There, I found myself in cinema hell. There were two movies: Charlie’s Angels and Finding Nemo. Having been recently introduced to the range of film history by a class at City College, I was troubled by the selection. But I’d gone to considerable trouble getting there, so I had to watch one of them, you see. I chose Charlie’s Angels. It was the wrong choice.

I had over an hour to wait before the movie started, in a large shopping mall, devoid of shoppers. So, after a power tour of the shops, I decided to play American for the evening and dine at the nearby Planet Hollywood. I had a burger, it was good. I was the only customer (it was 5 pm on a Wednesday night). But of all things, I noticed that a 5.5% “service charge” was added to my bill; this seems a rather imperialistic attitude to make tipping mandatory in a country where the practice is rare. (It is not traditional to tip in Asia.)
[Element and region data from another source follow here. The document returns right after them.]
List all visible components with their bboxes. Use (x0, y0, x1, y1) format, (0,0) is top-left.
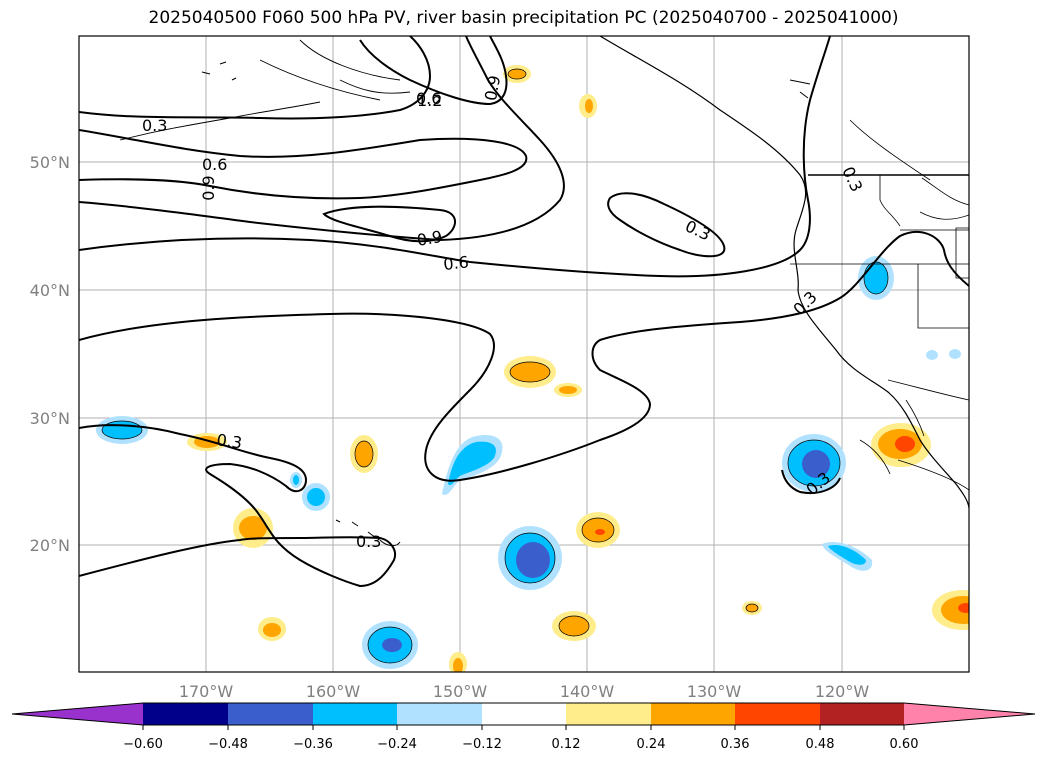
colorbar-segment (143, 703, 228, 725)
positive-anomaly-2 (579, 94, 597, 118)
pv-contours (79, 36, 969, 588)
negative-anomaly-7 (782, 434, 846, 492)
positive-anomaly-4 (554, 383, 582, 397)
colorbar-high-extend (904, 703, 1035, 725)
contour-label: 0.9 (481, 74, 504, 102)
colorbar-segment (566, 703, 651, 725)
colorbar-tick-label: −0.60 (123, 737, 163, 752)
contour-label: 0.9 (415, 227, 443, 250)
colorbar-tick-label: −0.24 (377, 737, 417, 752)
colorbar-tick-label: −0.48 (208, 737, 248, 752)
contour-label: 0.9 (199, 175, 218, 200)
colorbar-segment (313, 703, 397, 725)
lat-label: 30°N (30, 409, 70, 428)
positive-anomaly-9 (552, 611, 596, 641)
negative-anomaly-5 (498, 526, 562, 590)
coastlines (119, 36, 969, 547)
contour-label: 0.6 (202, 155, 227, 174)
negative-anomaly-6 (362, 621, 418, 669)
lat-label: 50°N (30, 153, 70, 172)
graticule (79, 36, 969, 672)
positive-anomaly-1 (503, 65, 531, 83)
map-content: 0.3 0.6 0.9 0.6 1.2 0.9 0.9 0.6 0.3 0.3 … (79, 36, 969, 672)
positive-anomaly-13 (871, 423, 931, 467)
positive-anomaly-14 (932, 590, 969, 630)
negative-anomaly-3 (302, 483, 330, 511)
longitude-labels: 170°W 160°W 150°W 140°W 130°W 120°W (179, 682, 870, 701)
positive-anomaly-12 (742, 601, 762, 615)
negative-anomaly-2 (290, 472, 302, 488)
contour-label: 0.3 (356, 532, 381, 551)
contour-label: 0.6 (416, 89, 441, 108)
colorbar-tick-label: −0.36 (293, 737, 333, 752)
map-frame (78, 35, 970, 673)
lon-label: 150°W (433, 682, 488, 701)
colorbar-tick-label: 0.48 (806, 737, 835, 752)
negative-anomaly-8 (822, 541, 873, 571)
colorbar-segment (397, 703, 482, 725)
negative-anomaly-1 (96, 416, 148, 444)
lon-label: 130°W (687, 682, 742, 701)
colorbar-tick-label: 0.36 (721, 737, 750, 752)
contour-label: 0.6 (442, 252, 469, 274)
positive-anomaly-8 (576, 512, 620, 548)
colorbar-tick-label: 0.12 (552, 737, 581, 752)
colorbar-tick-label: 0.24 (637, 737, 666, 752)
negative-anomaly-10 (926, 349, 961, 360)
contour-label: 1.2 (417, 91, 442, 110)
colorbar-segment (651, 703, 735, 725)
lon-label: 140°W (560, 682, 615, 701)
lat-label: 20°N (30, 536, 70, 555)
positive-anomaly-11 (449, 652, 467, 672)
lon-label: 160°W (306, 682, 361, 701)
colorbar-tick-label: 0.60 (890, 737, 919, 752)
latitude-labels: 50°N 40°N 30°N 20°N (30, 153, 70, 555)
lon-label: 170°W (179, 682, 234, 701)
contour-label: 0.3 (215, 430, 243, 452)
negative-anomaly-9 (858, 256, 894, 300)
colorbar-segment (735, 703, 820, 725)
positive-anomaly-3 (504, 356, 556, 388)
positive-anomaly-6 (350, 435, 378, 473)
lat-label: 40°N (30, 281, 70, 300)
colorbar-segment (228, 703, 313, 725)
colorbar-low-extend (12, 703, 143, 725)
colorbar: −0.60 −0.48 −0.36 −0.24 −0.12 0.12 0.24 … (11, 702, 1036, 752)
positive-anomaly-10 (258, 617, 286, 641)
map-title: 2025040500 F060 500 hPa PV, river basin … (148, 8, 899, 28)
colorbar-segment (820, 703, 904, 725)
lon-label: 120°W (815, 682, 870, 701)
colorbar-segment (482, 703, 566, 725)
contour-label: 0.3 (142, 116, 167, 135)
colorbar-tick-label: −0.12 (462, 737, 502, 752)
precipitation-outlines (101, 68, 889, 664)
  • ATMs and Internet cafes are everywhere.
  • Pancakes with fruit are great: pineapple is best!
  • A taxi driver told me the police in Bali are corrupt.
  • My new favorite fruit is mangosteen. Looks like a beet on the outside, with a hard dark husk. Cracked open, the fruit inside is in sections like a white orange, moist and sweet.
  • Hindu temples are never more than one level high — due to concerns about unholy feet above holy heads. In fact, there is an historic law in Bali that no building shall be taller than a coconut tree — okay, except for big hotels.
  • One nice feature of cinemas in Asia is that seats are reserved. One picks from a display at the box office. Why don’t we do that in the US?
  • My experience suggests that city-wide power failures are commonplace weekly in Kuta.
  • Singapore Airlines provides a video screen for each seat. Each passenger may choose from a large selection of movies, TV shows, and music. Sure beats the old days of _the_ in-flight movie. I heard one passenger say she had watched 6 movies on the flight over!
  • Here’s one of those technological ‘oops’ stories: Rice production was tremendously increased when a new hybrid was introduced. But the insecticides required to sustain it killed the frogs and eels once common in the flooded rice paddies. (I wanted to taste eel there, but never found it on a menu; a guide told me he ate some at a festival I had attended — oops, missed it!)
  • The locals call foreigners “Boss” — apparently Australian slang. I found it oddly reminiscent of the chain gang. (Don’t ask about my past!)
  • If you can move your middle fingers independently (like Spock making the Vulcan ‘Live long and prosper’ gesture with fingers extended into a V), you have a promising future in Balinese dance!
  • The 3 bootleg DVDs I bought ($2 each) all worked!

Words I learned (Bahasa Indonesia):

  • ayam - chicken
  • bebek - duck
  • bintang - beer
  • bukit - hill
  • ganung - mountain
  • goreng - fried
  • indah - pretty
  • nasi - cooked rice
  • nusa - island
  • warung - food stall (snack bar)

Remember, if you don’t like where you are, you can always go somewhere else!